Willa helped me into bed and pulled the covers over me. She started to leave.

“Don’t go.” I sounded like a big baby, but I couldn’t help it.

“I’ll be back, and if you aren’t better by morning, I’m taking you in to see the doctor.”

“I’ll be better.” I hoped this wasn’t a case of wishful thinking.

I heard the front door close, and although I’d slept a good majority of the day, I felt myself drifting off again. It seemed like only minutes before Willa returned. I was in a fetal position. Chills wracked my body and my sheets were soaked.

Willa stayed with me. She wiped my face with a damp cloth, got me to drink some fluid, and freaked out when the thermometer showed my fever registered at one hundred and three.

“I need to get you to the clinic,” she said, pulling back the covers, attempting to get me out of bed.

    My head ached and my body felt like I’d been run over by a snowplow. “Tomorrow.” The local clinic was closed and the closest one outside of Oceanside was Aberdeen. No way was I interested in leaving my bed and traveling to another town. Not with what I could only assume was a migraine and a high fever. What I needed most was rest and Willa watching over me.

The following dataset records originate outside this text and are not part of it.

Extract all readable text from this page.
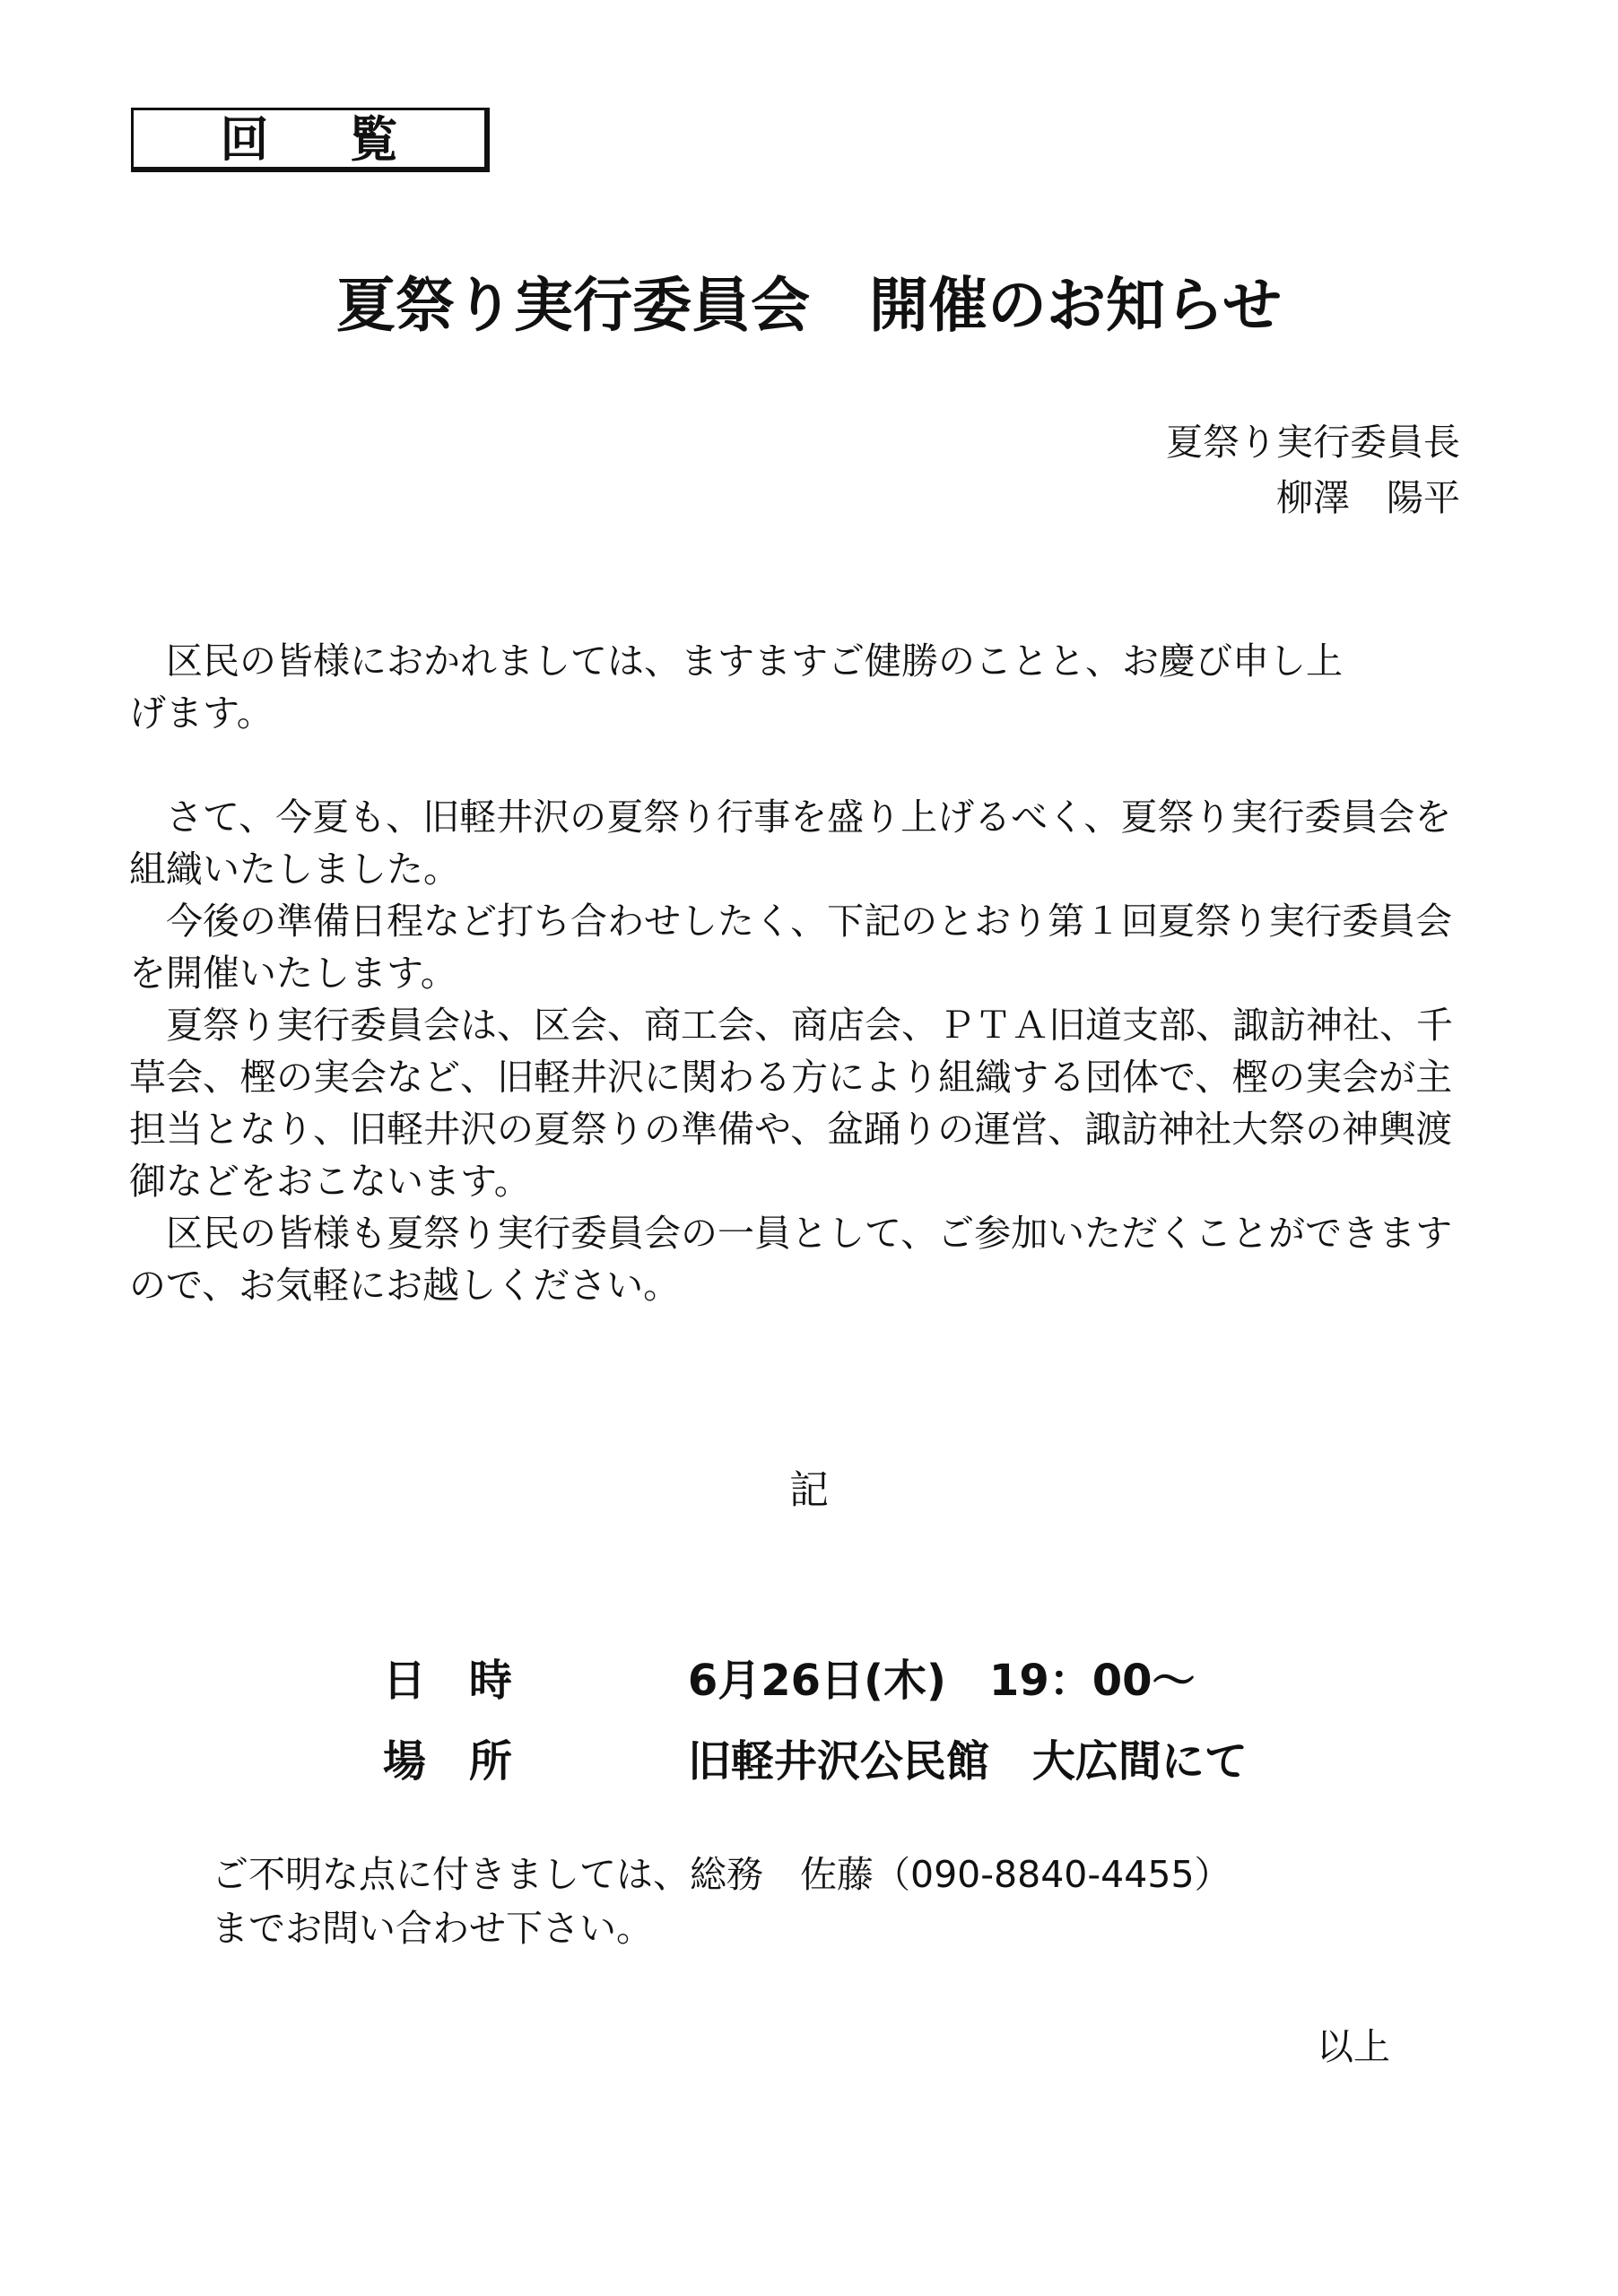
回覧
夏祭り実行委員会　開催のお知らせ
夏祭り実行委員長
柳澤　陽平

区民の皆様におかれましては、ますますご健勝のことと、お慶び申し上
げます。

さて、今夏も、旧軽井沢の夏祭り行事を盛り上げるべく、夏祭り実行委員会を組織いたしました。

今後の準備日程など打ち合わせしたく、下記のとおり第１回夏祭り実行委員会を開催いたします。

夏祭り実行委員会は、区会、商工会、商店会、ＰＴＡ旧道支部、諏訪神社、千草会、樫の実会など、旧軽井沢に関わる方により組織する団体で、樫の実会が主担当となり、旧軽井沢の夏祭りの準備や、盆踊りの運営、諏訪神社大祭の神輿渡御などをおこないます。

区民の皆様も夏祭り実行委員会の一員として、ご参加いただくことができますので、お気軽にお越しください。

記

日　時	6月26日(木)　19：00～

場　所	旧軽井沢公民館　大広間にて

ご不明な点に付きましては、総務　佐藤（090-8840-4455）
までお問い合わせ下さい。
以上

“I don’t understand it,” Willa said, pacing my bedroom. “You seemed fine when I first saw you.”

I didn’t understand it, either. I would have talked more if I’d had the energy. It took everything I had in me to function when my entire body screamed with pain. The headache was the worst.

“If this is your way of getting out of us talking, then you’re going to extremes,” she said, wiping down my face. The rag felt cool and my eyes drifted closed. Willa stayed at my side, forcing liquids down my throat. She was on the phone and I didn’t know who she was talking to until I heard her mention Harper’s name.

When she finished, she placed her hand on my forehead. “I’m staying the night.”

“This isn’t exactly the way I planned to lure you to my bed,” I mused, and must have said the words out loud, because Willa laughed.



* * *





During the night, Willa woke me every few hours. She took my temperature and forced me to drink some ugly-tasting fluid. My head continued to pound, and I doubted I slept more than a few hours. I was cold and sweating and unable to understand how that could happen at the same time.